On 01/25/2013 02:14 AM, Jörn Kottmann wrote:
Hello,
well, the main problem with the models on SourceForge is that they
were trained on news data
from the 90s and do not perform very well on todays news articles or
out of domain data (anything else).
When I speak here and there to our users I always get the impression
that most people are still happy
with the performance of the Tokenizer, Sentence Splitter and POS
Tagger, many are disappointed about the
Name Finder models, anyway the name finder works well if trained on
your own data.
Maybe the OntoNotes Corpus is something worth looking into.
The licensing is a gray area, you can probably get away using the
models in commercial software. The corpus
producers often restrict the usage of their corpus for research
purposes only. The question is if they can enforce
these restrictive terms also on statistical models build on the data,
since the model probably don't violate the
copyright. Sorry for not having a better answer, you probably need to
ask a lawyer.
The evaluations in the documentation are often just samples to
illustrate how to use the tools.
Have a look at at the test plans in our wiki, we record the
performance of OpenNLP there for every release we make.
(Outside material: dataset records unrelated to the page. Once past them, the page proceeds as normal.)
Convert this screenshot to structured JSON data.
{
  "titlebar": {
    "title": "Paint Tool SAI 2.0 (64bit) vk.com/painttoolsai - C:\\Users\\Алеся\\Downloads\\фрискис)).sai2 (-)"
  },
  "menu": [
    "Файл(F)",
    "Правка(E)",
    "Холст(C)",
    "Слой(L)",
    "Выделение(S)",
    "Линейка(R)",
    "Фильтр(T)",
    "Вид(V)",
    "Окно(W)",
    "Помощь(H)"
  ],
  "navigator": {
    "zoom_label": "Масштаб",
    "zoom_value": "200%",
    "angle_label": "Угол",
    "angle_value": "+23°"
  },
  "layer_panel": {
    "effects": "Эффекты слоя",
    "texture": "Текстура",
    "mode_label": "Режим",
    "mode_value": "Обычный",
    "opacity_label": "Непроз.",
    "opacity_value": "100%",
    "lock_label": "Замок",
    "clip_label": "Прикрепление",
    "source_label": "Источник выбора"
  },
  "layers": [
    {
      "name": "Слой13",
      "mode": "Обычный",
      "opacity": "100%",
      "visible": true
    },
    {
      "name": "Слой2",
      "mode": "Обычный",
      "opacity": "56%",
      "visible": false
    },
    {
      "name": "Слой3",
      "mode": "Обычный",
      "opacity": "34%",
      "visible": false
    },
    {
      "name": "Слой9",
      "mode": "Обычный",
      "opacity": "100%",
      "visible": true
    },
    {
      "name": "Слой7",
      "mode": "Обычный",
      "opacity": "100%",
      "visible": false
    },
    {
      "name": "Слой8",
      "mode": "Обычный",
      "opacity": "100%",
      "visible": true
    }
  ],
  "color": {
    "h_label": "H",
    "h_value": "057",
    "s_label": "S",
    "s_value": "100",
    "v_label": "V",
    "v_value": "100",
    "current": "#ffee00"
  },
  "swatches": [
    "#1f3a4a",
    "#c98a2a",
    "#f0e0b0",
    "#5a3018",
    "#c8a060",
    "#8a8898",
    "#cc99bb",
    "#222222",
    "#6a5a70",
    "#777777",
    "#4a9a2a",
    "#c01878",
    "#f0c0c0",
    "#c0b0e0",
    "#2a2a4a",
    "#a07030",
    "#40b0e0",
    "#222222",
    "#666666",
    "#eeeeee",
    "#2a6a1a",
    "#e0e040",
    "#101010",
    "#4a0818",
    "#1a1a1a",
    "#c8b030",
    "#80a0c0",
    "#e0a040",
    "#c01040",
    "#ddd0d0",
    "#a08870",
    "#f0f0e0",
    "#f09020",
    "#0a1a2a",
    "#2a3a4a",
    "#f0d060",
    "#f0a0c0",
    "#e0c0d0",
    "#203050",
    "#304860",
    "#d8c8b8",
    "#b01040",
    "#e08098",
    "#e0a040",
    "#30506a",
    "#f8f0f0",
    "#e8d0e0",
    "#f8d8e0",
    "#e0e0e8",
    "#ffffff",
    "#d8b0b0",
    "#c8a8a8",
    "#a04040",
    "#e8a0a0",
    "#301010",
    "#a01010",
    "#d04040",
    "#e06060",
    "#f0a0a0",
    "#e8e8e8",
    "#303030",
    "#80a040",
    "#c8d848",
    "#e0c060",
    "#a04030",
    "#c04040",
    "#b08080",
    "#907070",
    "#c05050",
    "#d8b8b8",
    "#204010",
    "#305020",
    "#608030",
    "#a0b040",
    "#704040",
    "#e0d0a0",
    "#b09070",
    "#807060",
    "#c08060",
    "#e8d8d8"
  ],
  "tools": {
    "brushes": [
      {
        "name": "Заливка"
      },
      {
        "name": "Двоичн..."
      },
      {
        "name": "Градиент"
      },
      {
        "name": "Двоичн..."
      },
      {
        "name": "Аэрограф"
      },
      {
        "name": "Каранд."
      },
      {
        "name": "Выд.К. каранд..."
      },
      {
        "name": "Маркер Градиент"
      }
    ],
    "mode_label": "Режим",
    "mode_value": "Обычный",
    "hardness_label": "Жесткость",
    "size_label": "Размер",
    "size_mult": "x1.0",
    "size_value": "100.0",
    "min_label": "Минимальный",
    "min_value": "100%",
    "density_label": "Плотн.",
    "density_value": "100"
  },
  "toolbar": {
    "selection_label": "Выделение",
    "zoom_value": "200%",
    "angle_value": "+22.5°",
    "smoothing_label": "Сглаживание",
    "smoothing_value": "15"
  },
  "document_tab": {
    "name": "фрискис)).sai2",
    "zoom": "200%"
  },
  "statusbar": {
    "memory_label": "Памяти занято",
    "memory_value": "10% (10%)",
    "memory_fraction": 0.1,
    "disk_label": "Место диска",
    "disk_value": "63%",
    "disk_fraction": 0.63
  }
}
The models are mostly trained with default feature generation, have a
look at the documentation and our code
to get more details about it. The feature are not yet documented well,
but a documentation patch to fix this
would be very welcome!
HTH,
Jörn
On 01/25/2013 10:36 AM, Christian Moen wrote:
Hello,
I'm exploring the possibility of using OpenNLP in commercial
software. As part of this, I'd like to assess the quality of some of
the models available on http://opennlp.sourceforge.net/models-1.5/
and also learn more about the applicable license terms.
My primary interest for now are the English models for Tokenizer,
Sentence Detector and POS Tagger.
The documentation on
http://opennlp.apache.org/documentation/1.5.2-incubating/manual/opennlp.html
provides scores for various models as part of evaluation run
examples. Do these scores generally reflect those of the models on
the SourceForge download page? Are further details on model quality,
source corpora, features used, etc. available?
I've seen posts to this list explain that "the models are subject to
the licensing restrictions of the copyright holders of the corpus
used to train them." as a general comment. I understand that the
models on SourceForge aren't part of any Apache OpenNLP release, but
I'd very much appreciate if someone in the know could provide further
insights into licensing terms applicable. I'd be glad to be wrong
about this, but my understanding is that the models can't be used
commercially.
Many thanks for any insight.
Christian